I failed. My test print out from the BON said I came "near passing with all levels" ...Go figure. Hopefeully I'll have better luck retesting next week. :uhoh3:

You can stress yourself in the exam trying to out guess the machine!

When I got my first priority question on my test I almost stood up & cheered because I'd heard they were on the harder line.

I nearly forgot to breath when trying to answer the 1st infection control one!

Then suddenly it dropped to an easier med question & I got that horrible sinking sensation, you know where it feels like all the blood is draining from your face. I tohught I must have answered the precious prioty/infection control questions wrong. Then it bounced straight up to a "who would you call first" that was REALLY hard (I guess now that the easier question was a test one.) After that I decided to forget the type of question being asked & stopped trying to guess where I was. I just answered each one that came along to the best of my ability. Luckily that was enough because I passed.

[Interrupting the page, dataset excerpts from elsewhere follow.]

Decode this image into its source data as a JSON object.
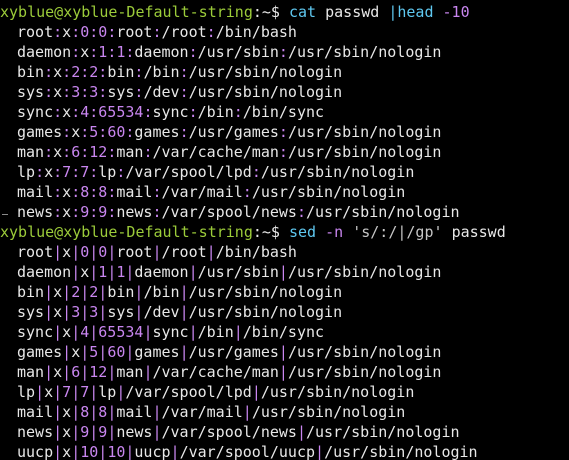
{
  "colors": {
    "background": "#000000",
    "prompt": "#9ccc3a",
    "text": "#e8e8e8",
    "command": "#5fc8f0",
    "separator": "#c986f0"
  },
  "prompt": {
    "user_host": "xyblue@xyblue-Default-string",
    "colon": ":",
    "path": "~$"
  },
  "commands": [
    {
      "command": "cat",
      "args": [
        {
          "type": "arg",
          "text": "passwd"
        },
        {
          "type": "cmd",
          "text": "|head"
        },
        {
          "type": "flag",
          "text": "-10"
        }
      ]
    },
    {
      "command": "sed",
      "args": [
        {
          "type": "flag",
          "text": "-n"
        },
        {
          "type": "str",
          "text": "'s/:/|/gp'"
        },
        {
          "type": "arg",
          "text": "passwd"
        }
      ]
    }
  ],
  "output_colon": [
    [
      "root",
      "x",
      "0",
      "0",
      "root",
      "/root",
      "/bin/bash"
    ],
    [
      "daemon",
      "x",
      "1",
      "1",
      "daemon",
      "/usr/sbin",
      "/usr/sbin/nologin"
    ],
    [
      "bin",
      "x",
      "2",
      "2",
      "bin",
      "/bin",
      "/usr/sbin/nologin"
    ],
    [
      "sys",
      "x",
      "3",
      "3",
      "sys",
      "/dev",
      "/usr/sbin/nologin"
    ],
    [
      "sync",
      "x",
      "4",
      "65534",
      "sync",
      "/bin",
      "/bin/sync"
    ],
    [
      "games",
      "x",
      "5",
      "60",
      "games",
      "/usr/games",
      "/usr/sbin/nologin"
    ],
    [
      "man",
      "x",
      "6",
      "12",
      "man",
      "/var/cache/man",
      "/usr/sbin/nologin"
    ],
    [
      "lp",
      "x",
      "7",
      "7",
      "lp",
      "/var/spool/lpd",
      "/usr/sbin/nologin"
    ],
    [
      "mail",
      "x",
      "8",
      "8",
      "mail",
      "/var/mail",
      "/usr/sbin/nologin"
    ],
    [
      "news",
      "x",
      "9",
      "9",
      "news",
      "/var/spool/news",
      "/usr/sbin/nologin"
    ]
  ],
  "output_pipe": [
    [
      "root",
      "x",
      "0",
      "0",
      "root",
      "/root",
      "/bin/bash"
    ],
    [
      "daemon",
      "x",
      "1",
      "1",
      "daemon",
      "/usr/sbin",
      "/usr/sbin/nologin"
    ],
    [
      "bin",
      "x",
      "2",
      "2",
      "bin",
      "/bin",
      "/usr/sbin/nologin"
    ],
    [
      "sys",
      "x",
      "3",
      "3",
      "sys",
      "/dev",
      "/usr/sbin/nologin"
    ],
    [
      "sync",
      "x",
      "4",
      "65534",
      "sync",
      "/bin",
      "/bin/sync"
    ],
    [
      "games",
      "x",
      "5",
      "60",
      "games",
      "/usr/games",
      "/usr/sbin/nologin"
    ],
    [
      "man",
      "x",
      "6",
      "12",
      "man",
      "/var/cache/man",
      "/usr/sbin/nologin"
    ],
    [
      "lp",
      "x",
      "7",
      "7",
      "lp",
      "/var/spool/lpd",
      "/usr/sbin/nologin"
    ],
    [
      "mail",
      "x",
      "8",
      "8",
      "mail",
      "/var/mail",
      "/usr/sbin/nologin"
    ],
    [
      "news",
      "x",
      "9",
      "9",
      "news",
      "/var/spool/news",
      "/usr/sbin/nologin"
    ],
    [
      "uucp",
      "x",
      "10",
      "10",
      "uucp",
      "/var/spool/uucp",
      "/usr/sbin/nologin"
    ]
  ]
}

A hard priority question for you might be an easy one for the majority, you just don't know. So don't try & second guess the exam, take each question as it comes & try your very best to get it correct!

  • Author

Just curious, have you got TRIAGE in your "failed" exam?

  • Author

Actually, I am not trying to second guess the exam and I am not convincing everyone here to do that during the actual exam. The important thing here is that we should be able to understand how the machine works and at what level of difficulty a priority question might be.

Knowing this would help us prepare for the exam. For example if we know that priority questions are at difficulty level near the passing mark, then during our review, we must be able to achieve atleast 65% correct on all practice priority questions before we sit for NCLEX. That way, we know if we are ready or not and not just putting our $200 down the drain.